New Jersey’s system of pretrial release has long relied on monetary bail to ensure the presence of an accused person at trial. State v. Robinson, 160 A.3d 1, 5 (N.J. 2017). But in 2017, following an amendment to its Constitution, the New Jersey Criminal Justice Reform Act took effect. It replaced New Jersey’s former monetary bail system with a new framework that prioritizes the use of non-monetary conditions of release over monetary bail to secure a criminal defendant’s pretrial liberty.
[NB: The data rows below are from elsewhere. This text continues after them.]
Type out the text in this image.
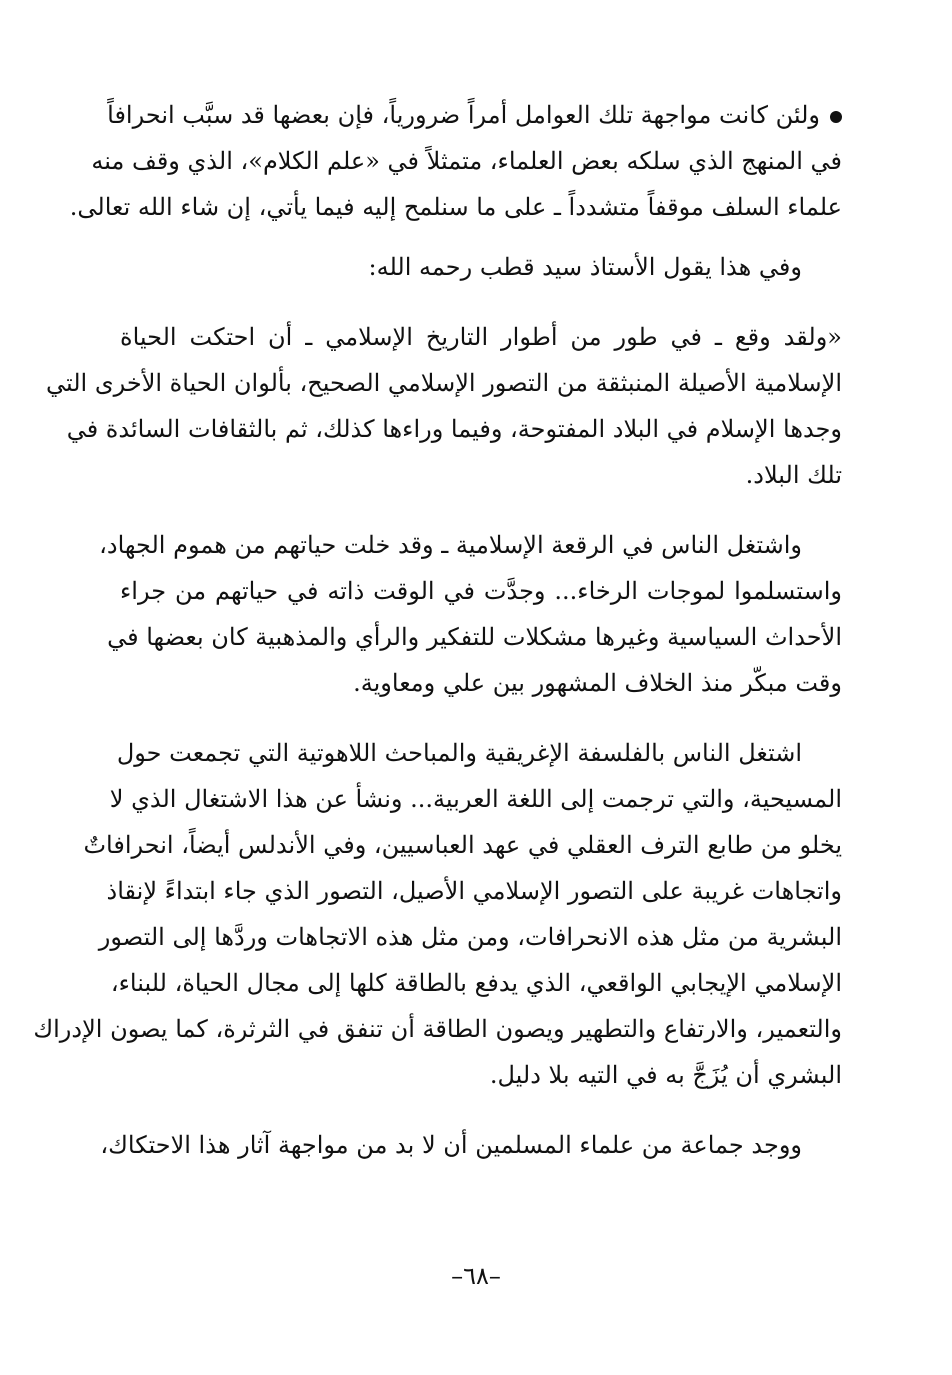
ولئن كانت مواجهة تلك العوامل أمراً ضرورياً، فإن بعضها قد سبَّب انحرافاً
في المنهج الذي سلكه بعض العلماء، متمثلاً في «علم الكلام»، الذي وقف منه
علماء السلف موقفاً متشدداً ـ على ما سنلمح إليه فيما يأتي، إن شاء الله تعالى.
وفي هذا يقول الأستاذ سيد قطب رحمه الله:
«ولقد وقع ـ في طور من أطوار التاريخ الإسلامي ـ أن احتكت الحياة
الإسلامية الأصيلة المنبثقة من التصور الإسلامي الصحيح، بألوان الحياة الأخرى التي
وجدها الإسلام في البلاد المفتوحة، وفيما وراءها كذلك، ثم بالثقافات السائدة في
تلك البلاد.
واشتغل الناس في الرقعة الإسلامية ـ وقد خلت حياتهم من هموم الجهاد،
واستسلموا لموجات الرخاء... وجدَّت في الوقت ذاته في حياتهم من جراء
الأحداث السياسية وغيرها مشكلات للتفكير والرأي والمذهبية كان بعضها في
وقت مبكّر منذ الخلاف المشهور بين علي ومعاوية.
اشتغل الناس بالفلسفة الإغريقية والمباحث اللاهوتية التي تجمعت حول
المسيحية، والتي ترجمت إلى اللغة العربية... ونشأ عن هذا الاشتغال الذي لا
يخلو من طابع الترف العقلي في عهد العباسيين، وفي الأندلس أيضاً، انحرافاتٌ
واتجاهات غريبة على التصور الإسلامي الأصيل، التصور الذي جاء ابتداءً لإنقاذ
البشرية من مثل هذه الانحرافات، ومن مثل هذه الاتجاهات وردَّها إلى التصور
الإسلامي الإيجابي الواقعي، الذي يدفع بالطاقة كلها إلى مجال الحياة، للبناء،
والتعمير، والارتفاع والتطهير ويصون الطاقة أن تنفق في الثرثرة، كما يصون الإدراك
البشري أن يُزَجَّ به في التيه بلا دليل.
ووجد جماعة من علماء المسلمين أن لا بد من مواجهة آثار هذا الاحتكاك،
–٦٨–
Brittan Holland and Lexington National Insurance Corporation challenge this feature of the Reform Act as a violation of the Eighth Amendment, the Due Process Clause of the Fourteenth Amendment, and the Fourth Amendment of the United States Constitution. They seek a preliminary injunction enjoining Kelly Rosen, the Team Leader for Pretrial Services in the Criminal Division of the Superior Court of New Jersey, Mary E. Colalillo, the Camden County Prosecutor, and Christopher S. Porrino, the Attorney General of New Jersey, and their agents (for convenience we refer to the named officials and their agents collectively as the “State”), “from taking any actions to enforce statutory provisions [of the Reform Act] . . . that allow imposition of severe restrictions on the pre-trial liberty of presumptively innocent criminal defendants without offering the option of monetary bail.” Proposed Order of Plaintiffs Granting Motion for a Temporary Restraining Order and a Preliminary Injunction at 2, Holland v. Rosen, 277 F. Supp. 3d 707 (2017) (No. 17–4317).
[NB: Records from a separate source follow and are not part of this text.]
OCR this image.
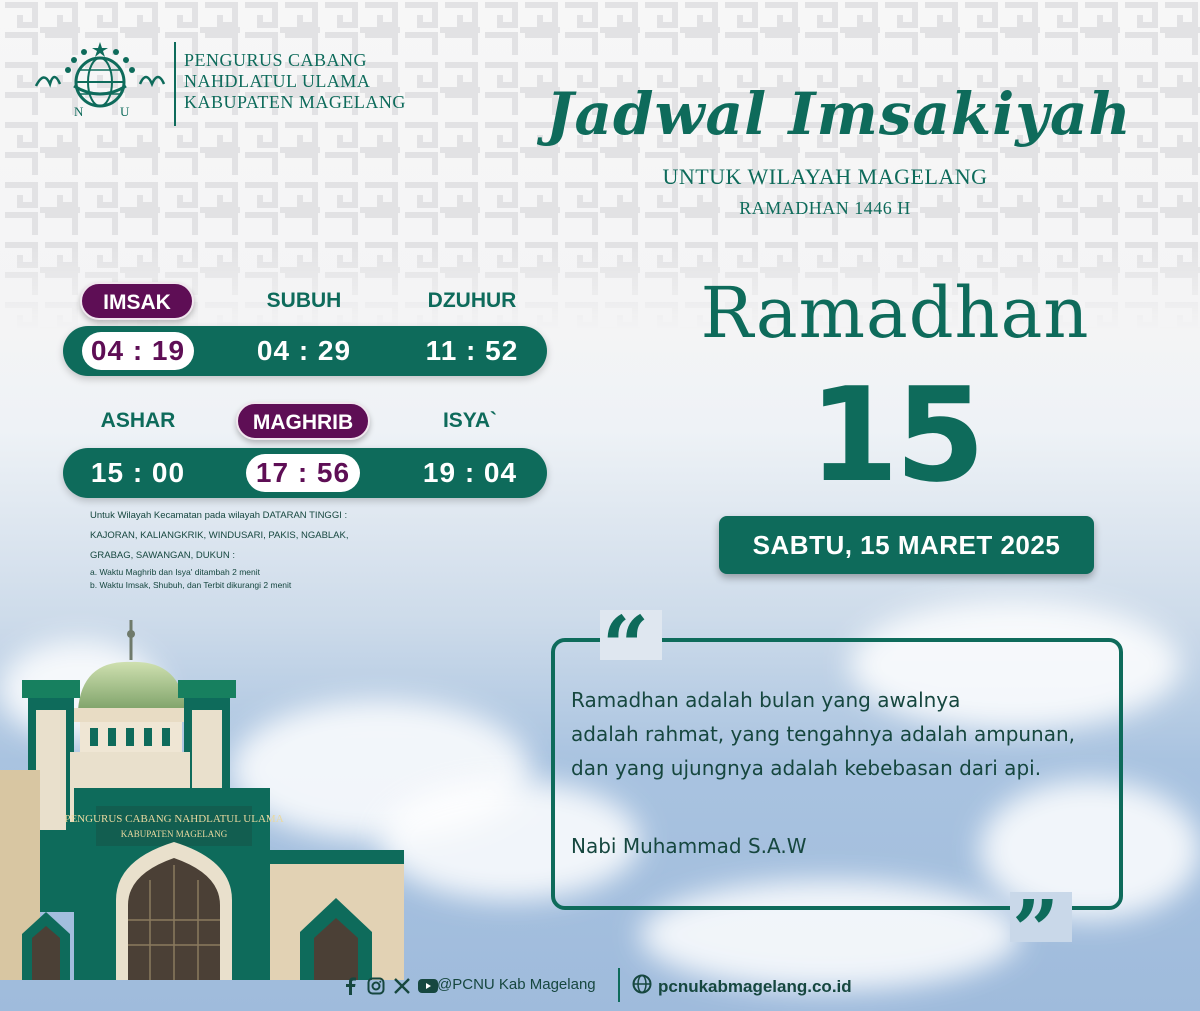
N	U
PENGURUS CABANG
NAHDLATUL ULAMA
KABUPATEN MAGELANG Jadwal Imsakiyah
UNTUK WILAYAH MAGELANG
RAMADHAN 1446 H
IMSAK	SUBUH	DZUHUR
04 : 19	04 : 29	11 : 52
ASHAR	MAGHRIB	ISYA`
15 : 00	17 : 56	19 : 04
Untuk Wilayah Kecamatan pada wilayah DATARAN TINGGI :
KAJORAN, KALIANGKRIK, WINDUSARI, PAKIS, NGABLAK,
GRABAG, SAWANGAN, DUKUN :
a. Waktu Maghrib dan Isya' ditambah 2 menit
b. Waktu Imsak, Shubuh, dan Terbit dikurangi 2 menit
Ramadhan
15
SABTU, 15 MARET 2025
“
”
Ramadhan adalah bulan yang awalnya
adalah rahmat, yang tengahnya adalah ampunan,
dan yang ujungnya adalah kebebasan dari api.
Nabi Muhammad S.A.W
PENGURUS CABANG NAHDLATUL ULAMA
KABUPATEN MAGELANG
@PCNU Kab Magelang	pcnukabmagelang.co.id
After considering the standing of Holland and Lexington to bring suit, we conclude, as did the District Court (per Judge Simandle), that only the former may make the challenge here. On the merits, the question key to Holland’s contentions is whether there is a federal constitutional right to deposit money or obtain a corporate surety bond to ensure a criminal defendant’s future appearance in court as an equal alternative to non-monetary conditions of pretrial release. Our answer is no. Thus we affirm the District Court’s comprehensive and well-reasoned ruling.